Rehabilitation of the Schwaderloch bridge with
state-of-the-art concrete technology

The Schwaderloch foot and bicycle bridge has connected Germany and Switzerland across the Rhine border for many years. But the steel construction had by now become dilapidated. For its rehabilitation, the responsible parties decided on carbon concrete, since this material more easily enables considerably thinner construction elements to be realized than by using conventional reinforced concrete.

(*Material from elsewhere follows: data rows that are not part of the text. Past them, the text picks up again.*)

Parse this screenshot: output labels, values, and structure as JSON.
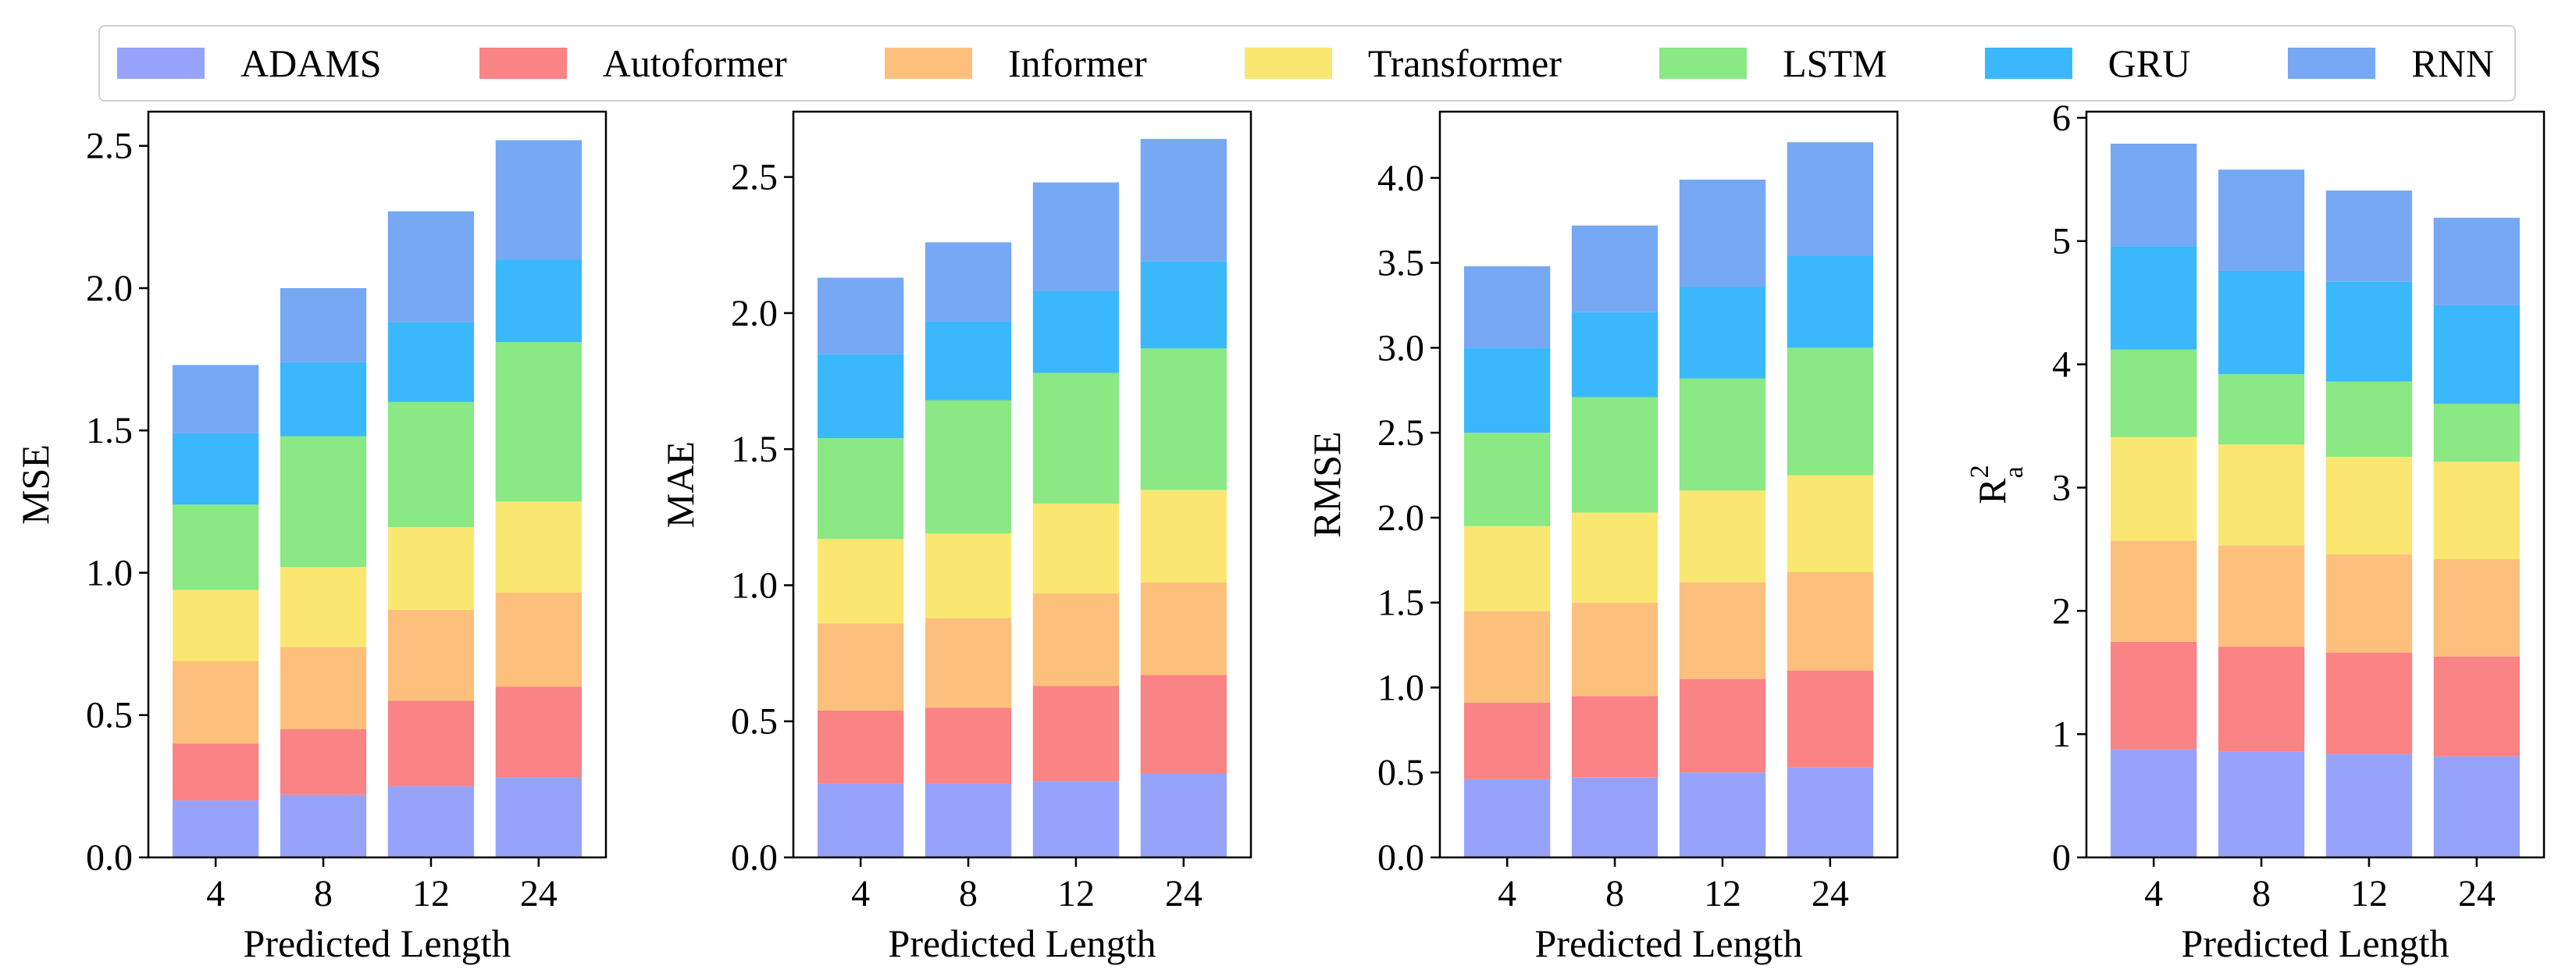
{
  "legend": {
    "items": [
      {
        "label": "ADAMS",
        "color": "#97a3fb"
      },
      {
        "label": "Autoformer",
        "color": "#f98385"
      },
      {
        "label": "Informer",
        "color": "#fdc07c"
      },
      {
        "label": "Transformer",
        "color": "#fae771"
      },
      {
        "label": "LSTM",
        "color": "#8ae885"
      },
      {
        "label": "GRU",
        "color": "#3bb8fb"
      },
      {
        "label": "RNN",
        "color": "#76a8f3"
      }
    ]
  },
  "chart_data": [
    {
      "type": "bar",
      "stacked": true,
      "categories": [
        "4",
        "8",
        "12",
        "24"
      ],
      "xlabel": "Predicted Length",
      "ylabel": "MSE",
      "ylim": [
        0,
        2.62
      ],
      "yticks": [
        0.0,
        0.5,
        1.0,
        1.5,
        2.0,
        2.5
      ],
      "ytick_labels": [
        "0.0",
        "0.5",
        "1.0",
        "1.5",
        "2.0",
        "2.5"
      ],
      "series": [
        {
          "name": "ADAMS",
          "values": [
            0.2,
            0.22,
            0.25,
            0.28
          ]
        },
        {
          "name": "Autoformer",
          "values": [
            0.2,
            0.23,
            0.3,
            0.32
          ]
        },
        {
          "name": "Informer",
          "values": [
            0.29,
            0.29,
            0.32,
            0.33
          ]
        },
        {
          "name": "Transformer",
          "values": [
            0.25,
            0.28,
            0.29,
            0.32
          ]
        },
        {
          "name": "LSTM",
          "values": [
            0.3,
            0.46,
            0.44,
            0.56
          ]
        },
        {
          "name": "GRU",
          "values": [
            0.25,
            0.26,
            0.28,
            0.29
          ]
        },
        {
          "name": "RNN",
          "values": [
            0.24,
            0.26,
            0.39,
            0.42
          ]
        }
      ]
    },
    {
      "type": "bar",
      "stacked": true,
      "categories": [
        "4",
        "8",
        "12",
        "24"
      ],
      "xlabel": "Predicted Length",
      "ylabel": "MAE",
      "ylim": [
        0,
        2.74
      ],
      "yticks": [
        0.0,
        0.5,
        1.0,
        1.5,
        2.0,
        2.5
      ],
      "ytick_labels": [
        "0.0",
        "0.5",
        "1.0",
        "1.5",
        "2.0",
        "2.5"
      ],
      "series": [
        {
          "name": "ADAMS",
          "values": [
            0.27,
            0.27,
            0.28,
            0.31
          ]
        },
        {
          "name": "Autoformer",
          "values": [
            0.27,
            0.28,
            0.35,
            0.36
          ]
        },
        {
          "name": "Informer",
          "values": [
            0.32,
            0.33,
            0.34,
            0.34
          ]
        },
        {
          "name": "Transformer",
          "values": [
            0.31,
            0.31,
            0.33,
            0.34
          ]
        },
        {
          "name": "LSTM",
          "values": [
            0.37,
            0.49,
            0.48,
            0.52
          ]
        },
        {
          "name": "GRU",
          "values": [
            0.31,
            0.29,
            0.3,
            0.32
          ]
        },
        {
          "name": "RNN",
          "values": [
            0.28,
            0.29,
            0.4,
            0.45
          ]
        }
      ]
    },
    {
      "type": "bar",
      "stacked": true,
      "categories": [
        "4",
        "8",
        "12",
        "24"
      ],
      "xlabel": "Predicted Length",
      "ylabel": "RMSE",
      "ylim": [
        0,
        4.39
      ],
      "yticks": [
        0.0,
        0.5,
        1.0,
        1.5,
        2.0,
        2.5,
        3.0,
        3.5,
        4.0
      ],
      "ytick_labels": [
        "0.0",
        "0.5",
        "1.0",
        "1.5",
        "2.0",
        "2.5",
        "3.0",
        "3.5",
        "4.0"
      ],
      "series": [
        {
          "name": "ADAMS",
          "values": [
            0.46,
            0.47,
            0.5,
            0.53
          ]
        },
        {
          "name": "Autoformer",
          "values": [
            0.45,
            0.48,
            0.55,
            0.57
          ]
        },
        {
          "name": "Informer",
          "values": [
            0.54,
            0.55,
            0.57,
            0.58
          ]
        },
        {
          "name": "Transformer",
          "values": [
            0.5,
            0.53,
            0.54,
            0.57
          ]
        },
        {
          "name": "LSTM",
          "values": [
            0.55,
            0.68,
            0.66,
            0.75
          ]
        },
        {
          "name": "GRU",
          "values": [
            0.5,
            0.5,
            0.54,
            0.54
          ]
        },
        {
          "name": "RNN",
          "values": [
            0.48,
            0.51,
            0.63,
            0.67
          ]
        }
      ]
    },
    {
      "type": "bar",
      "stacked": true,
      "categories": [
        "4",
        "8",
        "12",
        "24"
      ],
      "xlabel": "Predicted Length",
      "ylabel": "R",
      "ylabel_superscript": "2",
      "ylabel_subscript": "a",
      "ylim": [
        0,
        6.05
      ],
      "yticks": [
        0,
        1,
        2,
        3,
        4,
        5,
        6
      ],
      "ytick_labels": [
        "0",
        "1",
        "2",
        "3",
        "4",
        "5",
        "6"
      ],
      "series": [
        {
          "name": "ADAMS",
          "values": [
            0.88,
            0.86,
            0.84,
            0.82
          ]
        },
        {
          "name": "Autoformer",
          "values": [
            0.87,
            0.85,
            0.82,
            0.81
          ]
        },
        {
          "name": "Informer",
          "values": [
            0.82,
            0.82,
            0.8,
            0.79
          ]
        },
        {
          "name": "Transformer",
          "values": [
            0.84,
            0.82,
            0.79,
            0.79
          ]
        },
        {
          "name": "LSTM",
          "values": [
            0.71,
            0.57,
            0.61,
            0.47
          ]
        },
        {
          "name": "GRU",
          "values": [
            0.84,
            0.84,
            0.81,
            0.8
          ]
        },
        {
          "name": "RNN",
          "values": [
            0.83,
            0.82,
            0.74,
            0.71
          ]
        }
      ]
    }
  ]
}
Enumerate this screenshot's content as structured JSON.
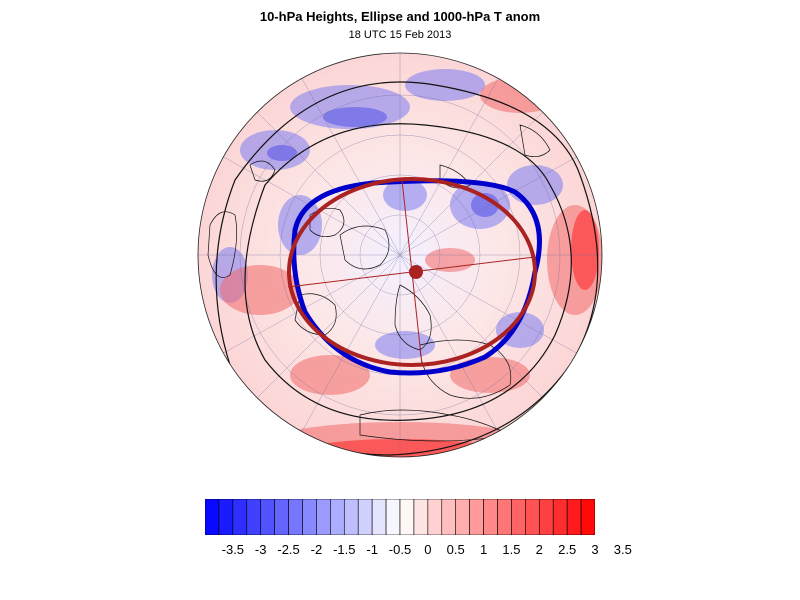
{
  "figure": {
    "title": "10-hPa Heights, Ellipse and 1000-hPa T anom",
    "subtitle": "18 UTC 15 Feb 2013"
  },
  "colorbar": {
    "labels": [
      "-3.5",
      "-3",
      "-2.5",
      "-2",
      "-1.5",
      "-1",
      "-0.5",
      "0",
      "0.5",
      "1",
      "1.5",
      "2",
      "2.5",
      "3",
      "3.5"
    ],
    "range": [
      -3.5,
      3.5
    ],
    "cmap": "blue-white-red",
    "colors": {
      "negative_max": "#0000ff",
      "neutral": "#ffffff",
      "positive_max": "#ff0000"
    }
  },
  "map": {
    "projection": "polar-stereographic (north pole)",
    "field": "1000-hPa temperature anomaly (shaded)",
    "contours": "10-hPa geopotential heights (black)",
    "vortex_edge_color": "#0000cc",
    "ellipse_color": "#aa2222"
  }
}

The Schwaderloch foot and bicycle bridge, built in 1934, crosses the Rhine between the communities of Abbruck (in Germany) and Schwaderloch (in Switzerland). The bridge has a width of 2.60 m, a length of more than 200 m and extends over five spans. Residents and vacationers use the bridge regularly. But in the course of time, the bridge had become dilapidated to the point that, in 2016, based on expert opinion, it was classified as being in urgent need of rehabilitation. Planning of the project was undertaken by the staff of the consulting engineers Büro Weiss GmbH in Freiburg, Germany. Construction conditions and measures

The planners intended, among others, to free the entire steel construction of its coating, using a special blasting system, and to provide it subsequently with corrosion protection. But it was first necessary to examine the supporting structure and reinforce it in some places. In the process, it became evident that environmental factors had damaged individual areas to such an extent that they had to be replaced. Furthermore, the condition of the bridge piers was checked and the piers rehabilitated where required.

During all of these activities, it was necessary to take great care to prevent harmful particles from polluting the environment and, in particular, the Rhine.The construction site could be accessed only via the two bridge abutments.

But not only the loadbearing parts of the bridge had suffered in the course of years: the roadway, too, was no longer stable. For this reason, the responsible parties decided to remove it completely. Since the main steel structure consists of very slender I-beams, and since the loadbearing capacity of the entire existing construction was limited, the planners aimed to reduce the weight of the roadway as much as possible. At the same time, the planners intended that the roadway should contribute a stiffening effect as well as resistance to oscillation. For these reasons, the planners chose carbon concrete. Accordingly, carbon fiber was used instead of the otherwise common steel reinforcement, a solution with a decisive advantage. Carbon, in contrast to metallic steel reinforcement, does not corrode, with the consequence that the concrete cover that normally protects the steel from corroding, can be designed considerably thinner. The structural members are more slender and lighter.

Use of carbon reinforcement

For the Schwaderloch bridge, the planners decided on the use of three products from the company Solidian. In the lower area of the road covering, only 7 to 9 mm thick, they used flat Solidian Grid reinforcing mesh. This mesh has very high characteristic tensile strength and is easy to process. In addition, it is insensitive to a variety of aggressive media such as de-icing salt – a noteworthy aspect for a bridge for which salt may well be used. In the upper area of the roadway, the planners decided on Solidian Anticrack, a further development of Solidian Grid carbon reinforcement. This solution offers, thanks to a special coating, the advantage that it effectively limits crack widths in the concrete surface, thus ensuring longer service life and durability of the elements. The engineers used carbon stirrups to effectively connect the steel cross-members with the roadway. These were installed through existing holes drilled in the I-beams.

Currently, no standard yet exists for the construction of road coverings made of carbon-reinforced in-situ concrete. For this reason, approval on a case-to-case basis is necessary. To obtain approval, engineers at the company Solidian fully supported the planners of the consulting engineers in charge of implementing the project. As a result, specialists from the IMB (Institute of Structural Concrete) at RWTH Aachen provided expert consultation. Test specimens as well as prototypical slab elements were also sent to RWTH University for testing. Since Solidian has excellent contacts with RWTH Aachen and has closely collaborated with the university institutes there, the entire procedure took place quickly and smoothly.